Tony Bernazard firing
On July 27, 2009, the Mets organization issued a statement announcing the firing of Vice President of Development Tony Bernazard by Minaya saying, in part, "I spoke with Tony [Bernazard] this morning and informed him of my decision to terminate his employment with the Mets", confirming an earlier report.  At the press conference announcing the firing, Minaya angrily challenged the accuracy of past news reports, claiming that New York Daily News reporter Adam Rubin, who initially broke the story about Bernazard challenging Binghamton Mets players to a fight, was angling for a position in the Mets organization. This led to a heated exchange of words between the two, with Rubin calling Minaya "despicable." Shortly after the press conference, Minaya said that he stood by his comments about Rubin but acknowledged that it "was not the proper forum to raise those issues." Three days later, Minaya personally apologized to Rubin for his remarks.

San Diego Padres
On December 2, 2011, Minaya was hired by the San Diego Padres as senior vice president of baseball operations. Minaya left the position in January 2015 joining the Major League Baseball Players Association as a senior adviser to executive director Tony Clark.

Third Stint With The Mets
On December 22, 2017, Minaya was hired by the New York Mets as a Special Assistant to General Manager Sandy Alderson. After Sandy Alderson took a leave of absence from the Mets in July 2018 due to a recurrence of cancer. Alderson was informally succeeded on an interim basis by John Ricco, Minaya, and J. P. Ricciardi.
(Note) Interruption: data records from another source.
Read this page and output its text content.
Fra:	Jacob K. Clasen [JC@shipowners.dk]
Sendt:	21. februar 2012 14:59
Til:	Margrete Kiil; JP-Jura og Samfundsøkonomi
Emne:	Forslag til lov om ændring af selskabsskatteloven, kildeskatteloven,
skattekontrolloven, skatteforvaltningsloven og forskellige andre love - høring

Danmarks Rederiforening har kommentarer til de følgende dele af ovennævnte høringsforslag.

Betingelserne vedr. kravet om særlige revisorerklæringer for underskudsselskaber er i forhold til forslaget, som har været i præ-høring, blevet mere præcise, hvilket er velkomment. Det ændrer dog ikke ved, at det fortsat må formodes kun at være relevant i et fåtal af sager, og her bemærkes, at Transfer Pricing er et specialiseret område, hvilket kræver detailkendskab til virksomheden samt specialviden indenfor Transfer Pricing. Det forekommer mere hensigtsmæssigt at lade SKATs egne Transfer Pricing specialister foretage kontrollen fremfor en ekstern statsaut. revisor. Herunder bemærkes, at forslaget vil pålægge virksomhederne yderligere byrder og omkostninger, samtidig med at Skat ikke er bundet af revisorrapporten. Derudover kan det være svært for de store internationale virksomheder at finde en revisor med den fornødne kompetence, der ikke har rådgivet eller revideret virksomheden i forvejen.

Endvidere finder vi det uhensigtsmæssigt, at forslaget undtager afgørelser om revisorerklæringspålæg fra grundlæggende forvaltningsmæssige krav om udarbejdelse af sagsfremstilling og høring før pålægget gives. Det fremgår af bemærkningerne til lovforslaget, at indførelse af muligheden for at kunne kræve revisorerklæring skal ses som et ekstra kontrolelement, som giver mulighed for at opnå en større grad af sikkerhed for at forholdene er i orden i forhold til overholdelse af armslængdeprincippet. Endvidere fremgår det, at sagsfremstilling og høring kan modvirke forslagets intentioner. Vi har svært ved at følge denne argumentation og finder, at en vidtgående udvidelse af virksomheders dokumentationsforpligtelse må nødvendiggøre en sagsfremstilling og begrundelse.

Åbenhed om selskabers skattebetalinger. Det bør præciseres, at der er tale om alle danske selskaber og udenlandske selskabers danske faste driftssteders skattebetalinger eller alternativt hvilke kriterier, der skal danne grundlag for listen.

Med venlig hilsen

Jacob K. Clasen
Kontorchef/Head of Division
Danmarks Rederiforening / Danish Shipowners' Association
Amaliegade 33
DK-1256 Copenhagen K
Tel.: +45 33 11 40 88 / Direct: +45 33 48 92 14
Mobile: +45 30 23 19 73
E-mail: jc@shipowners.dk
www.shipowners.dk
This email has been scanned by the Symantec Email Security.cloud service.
After Steve Cohen purchased the team on November 6, 2020, Minaya was dismissed two hours after.

Minaya was rehired once again by the Mets in January 2021 in an ambassadorship role while also helping to reach out to the Latino community.

On February 2, 2022, Minaya was hired by Major League Baseball to serve as a consultant for amateur scouting initiatives.

Personal life
While with the Mets, Minaya was a resident of Harrington Park, New Jersey, conducting team business at his home office there.

On January 6, 2009, President George W. Bush appointed Minaya to a position on his Council on Physical Fitness and Sports. Minaya's term lasted 16 months. As stated by mlb.com writer Anthony DiComo, "the council serves as a catalyst to promote health and fitness through participation in physical activity and sports."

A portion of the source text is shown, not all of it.